There was a moment during Jalopnik’s first Thursday stream a few weeks ago when I asked my melodious co-host Steve how many generations of Dodge Viper there were. Steve answered in the way I feared he would, the way I can’t and will never understand. The way that, I personally believe, contradicts everything we know to be true of automotive taxonomy. But I digress. This was a hill I’ve been prepared to die on my entire life, and that’s the question I pose to you all today. What’s your automotive hill that you will defend to your inevitable demise?

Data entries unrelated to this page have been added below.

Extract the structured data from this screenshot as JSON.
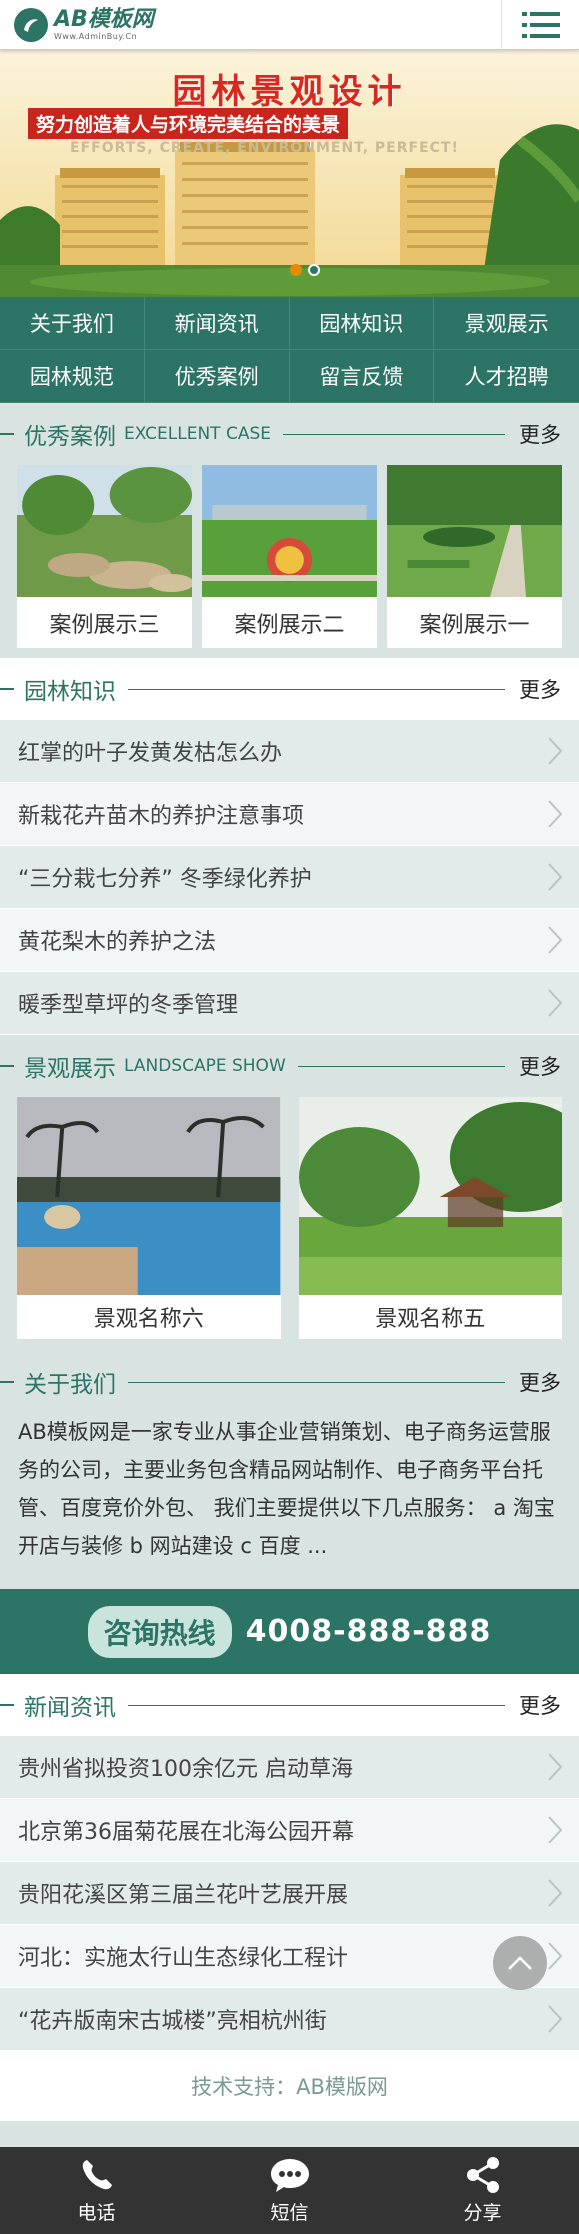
{
  "header": {
    "logo_title": "AB模板网",
    "logo_sub": "Www.AdminBuy.Cn"
  },
  "banner": {
    "title": "园林景观设计",
    "subtitle": "努力创造着人与环境完美结合的美景",
    "english": "EFFORTS, CREATE, ENVIRONMENT, PERFECT!",
    "dots": 2,
    "active_dot": 2
  },
  "nav": [
    "关于我们",
    "新闻资讯",
    "园林知识",
    "景观展示",
    "园林规范",
    "优秀案例",
    "留言反馈",
    "人才招聘"
  ],
  "cases": {
    "title": "优秀案例",
    "en": "EXCELLENT CASE",
    "more": "更多",
    "items": [
      {
        "label": "案例展示三"
      },
      {
        "label": "案例展示二"
      },
      {
        "label": "案例展示一"
      }
    ]
  },
  "knowledge": {
    "title": "园林知识",
    "more": "更多",
    "items": [
      "红掌的叶子发黄发枯怎么办",
      "新栽花卉苗木的养护注意事项",
      "“三分栽七分养” 冬季绿化养护",
      "黄花梨木的养护之法",
      "暖季型草坪的冬季管理"
    ]
  },
  "landscape": {
    "title": "景观展示",
    "en": "LANDSCAPE SHOW",
    "more": "更多",
    "items": [
      {
        "label": "景观名称六"
      },
      {
        "label": "景观名称五"
      }
    ]
  },
  "about": {
    "title": "关于我们",
    "more": "更多",
    "text": "AB模板网是一家专业从事企业营销策划、电子商务运营服务的公司，主要业务包含精品网站制作、电子商务平台托管、百度竞价外包、 我们主要提供以下几点服务： a 淘宝开店与装修 b 网站建设 c 百度 ..."
  },
  "hotline": {
    "label": "咨询热线",
    "number": "4008-888-888"
  },
  "news": {
    "title": "新闻资讯",
    "more": "更多",
    "items": [
      "贵州省拟投资100余亿元 启动草海",
      "北京第36届菊花展在北海公园开幕",
      "贵阳花溪区第三届兰花叶艺展开展",
      "河北：实施太行山生态绿化工程计",
      "“花卉版南宋古城楼”亮相杭州街"
    ]
  },
  "support": "技术支持：AB模版网",
  "footer": {
    "items": [
      {
        "label": "电话",
        "icon": "phone-icon"
      },
      {
        "label": "短信",
        "icon": "sms-icon"
      },
      {
        "label": "分享",
        "icon": "share-icon"
      }
    ]
  },
  "colors": {
    "primary": "#2c7465",
    "background": "#d9e4e2",
    "banner_red": "#c9251c"
  }
}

Now, it’s easy to read this query as an invitation to dispense your most impassioned hot take that relates to cars. Feel free to if you like, but we’ve done that before. The objective here isn’t to shock your fellow enthusiasts and commenters; it’s to present a belief or an argument that you feel strongly about. It can’t be too pedantic or too broad. It can be popular, or not. It doesn’t matter. I just want to know what’s your good fight — the one that keeps you up at night.
For me, it’d probably have to be that Viper one. To keep it brief — and I really am trying here, I promise — I feel there were three Viper generations, because the Viper had three different phases of exterior design. Sure, some had roofs and others didn’t, some had their exhaust going out the back and not the sides, and some had actual glass windows and not plastic flaps. I’d chalk those differences up to the sort of changes that would typically mark a mid-cycle refresh for any other car, but Chrysler and the Viper faithful seem to think they’re significant enough to merit generational lines in the sand. I don’t see it, but deep down I also know there’s no objective right answer. It drives me nuts.
But we’re not here to retread that ground, we’re here to talk about your semantic obsessions. So let’s hear ’em: What hill are you prepared to die on, that pertains to the things that move us?